Santiago really could accomplish anything he wanted to, just by putting his whole heart and soul into his quest. Any other boy might have starved to death after selling all his sheep to go after a treasure he'd seen in a dream, but not Santiago. Every experience he had and every person he met was just another lesson or sign that would lead him to his ultimate goal, his Personal Legend. Thieves left him penniless and theoretically hungry, but he was never truly in danger of starving as long as he kept his goal in sight. At one point he was beaten, but the pain might as well have been a light bruising for all the attention Santiago paid it. Everything always came back to his stupid Personal Legend, the only thing that seemed to leave any sort of lasting impact on him, except maybe Fatima. But more on Fatima later.
In the real world, a person can put everything they have into their goal, pursue their dreams with all their heart and soul, do everything right...and still not succeed.
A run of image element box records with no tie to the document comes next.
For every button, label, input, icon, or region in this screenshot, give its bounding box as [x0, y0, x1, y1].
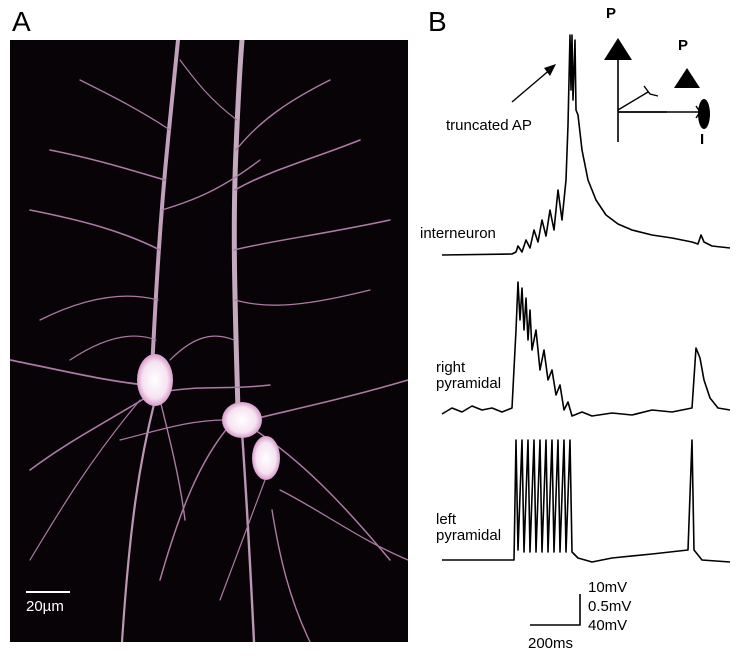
scale-label-200ms: 200ms [528, 635, 574, 652]
trace-label-left-pyramidal: left pyramidal [436, 511, 502, 544]
soma-interneuron [252, 436, 280, 480]
trace-label-right-pyramidal: right pyramidal [436, 359, 502, 392]
neuron-micrograph: 20µm [10, 40, 408, 642]
trace-panel [441, 34, 731, 626]
right-pyramidal-trace [441, 281, 731, 417]
interneuron-cell [698, 99, 710, 129]
circuit-schematic [604, 38, 710, 142]
panel-b-label: B [428, 6, 447, 37]
trace-label-interneuron: interneuron [420, 225, 496, 242]
soma-right [222, 402, 262, 438]
schematic-label-p1: P [606, 5, 617, 22]
left-pyramidal-trace [442, 439, 731, 563]
scale-label-40mv: 40mV [588, 617, 628, 634]
truncated-ap-label: truncated AP [446, 117, 532, 134]
scale-bar-label: 20µm [26, 598, 64, 615]
pyramidal-cell-2 [674, 68, 700, 88]
scale-bar [26, 591, 70, 593]
soma-left [137, 354, 173, 406]
scale-label-10mv: 10mV [588, 579, 628, 596]
interneuron-trace [441, 34, 731, 256]
pyramidal-cell-1 [604, 38, 632, 60]
schematic-label-p2: P [678, 37, 689, 54]
schematic-label-i: I [700, 131, 705, 148]
scale-bars [530, 594, 581, 626]
panel-a-label: A [12, 6, 31, 37]
scale-label-0.5mv: 0.5mV [588, 598, 632, 615]
neuron-image [10, 40, 408, 642]
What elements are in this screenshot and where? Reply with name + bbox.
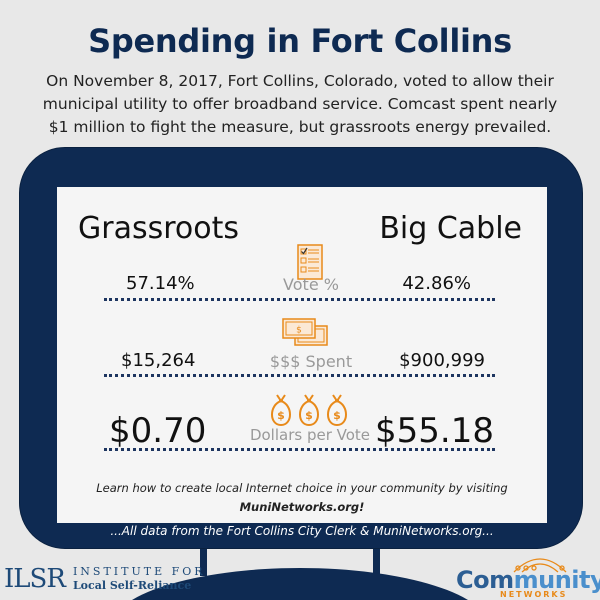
ilsr-mark: ILSR xyxy=(4,564,66,594)
big-cable-dollars-per-vote: $55.18 xyxy=(375,411,494,451)
row-divider xyxy=(104,448,495,451)
dollars-per-vote-row: $ $ $ $0.70 Dollars per Vote $55.18 xyxy=(104,393,495,451)
cta-text: Learn how to create local Internet choic… xyxy=(96,481,508,495)
row-divider xyxy=(104,298,495,301)
community-networks-logo[interactable]: Community NETWORKS xyxy=(452,552,600,600)
grassroots-vote-percent: 57.14% xyxy=(126,273,195,294)
network-arcs-icon xyxy=(513,558,567,573)
cn-word-munity: munity xyxy=(513,566,600,594)
grassroots-dollars-per-vote: $0.70 xyxy=(109,411,207,451)
ilsr-logo[interactable]: ILSR INSTITUTE FOR Local Self-Reliance xyxy=(4,564,206,594)
monitor-stand-post-right xyxy=(373,540,380,576)
monitor-screen: Grassroots Big Cable 57.14% Vote % 42.86… xyxy=(57,187,547,523)
cn-word-com: Com xyxy=(456,566,514,594)
money-bags-icon: $ $ $ xyxy=(271,394,347,427)
cn-networks-label: NETWORKS xyxy=(500,590,568,599)
svg-text:$: $ xyxy=(333,409,341,422)
row-divider xyxy=(104,374,495,377)
monitor-frame: Grassroots Big Cable 57.14% Vote % 42.86… xyxy=(19,147,583,549)
vote-percent-label: Vote % xyxy=(283,275,339,294)
call-to-action: Learn how to create local Internet choic… xyxy=(57,479,547,517)
page-title: Spending in Fort Collins xyxy=(88,22,512,60)
big-cable-vote-percent: 42.86% xyxy=(402,273,471,294)
svg-text:$: $ xyxy=(305,409,313,422)
ilsr-line-1: INSTITUTE FOR xyxy=(72,565,206,578)
cash-bills-icon: $ xyxy=(282,318,328,346)
dollars-per-vote-label: Dollars per Vote xyxy=(249,426,371,444)
big-cable-heading: Big Cable xyxy=(379,211,522,246)
svg-text:$: $ xyxy=(296,326,302,336)
intro-paragraph: On November 8, 2017, Fort Collins, Color… xyxy=(42,72,558,136)
money-spent-row: $ $15,264 $$$ Spent $900,999 xyxy=(104,317,495,377)
muninetworks-link[interactable]: MuniNetworks.org! xyxy=(239,500,365,514)
monitor-stand-post-left xyxy=(200,540,207,576)
grassroots-heading: Grassroots xyxy=(78,211,240,246)
ballot-checklist-icon xyxy=(297,244,323,280)
grassroots-money-spent: $15,264 xyxy=(121,350,196,371)
data-source-footnote: ...All data from the Fort Collins City C… xyxy=(110,524,494,538)
vote-percent-row: 57.14% Vote % 42.86% xyxy=(104,243,495,301)
money-spent-label: $$$ Spent xyxy=(269,352,353,371)
ilsr-line-2: Local Self-Reliance xyxy=(72,579,192,592)
svg-text:$: $ xyxy=(277,409,285,422)
big-cable-money-spent: $900,999 xyxy=(399,350,485,371)
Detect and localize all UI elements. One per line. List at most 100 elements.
This is not an indicator that they didn't work hard enough or want their dream badly enough, as The Alchemist would suggest. Maybe they didn't have a rich friend or family member who could give them an interest-free loan. Maybe they got sick and suddenly had their health and medical bills to worry about. Maybe they had a family to support and didn't want to be complete jerks towards their loved ones (families didn't seem to factor into this whole Personal Legend thing at all - basically, if they really loved you and supported you, they'd take care of themselves until you accomplished your Personal Legend).
Which brings me back to Fatima, the young woman of the desert Santiago fell in love with (no relation to the young woman he was initially kind of in love with but utterly forgot later on). Her Personal Legend, if I remember correctly, was Santiago. All she had to do was wait in the desert for him. That's it. Why did Santiago's Personal Legend involve a multi-year quest that he had to actively participate in, while Fatima's just required her to exist and be pretty and unmarried? And then, when Santiago left to pursue his Personal Legend, she had to sit and patiently wait for him to come back, however long that might take. They had only spoken a few times and definitely weren't married, so she was basically just waiting for a near-stranger. It was Coelho's version of a soulmate romance. Man, I wish I'd been reading an actual soulmate romance novel rather than this book.
All in all, I don't recommend this, not even with Jeremy Irons' wonderful narration.
(Original review posted on A Library Girl's Familiar Diversions.)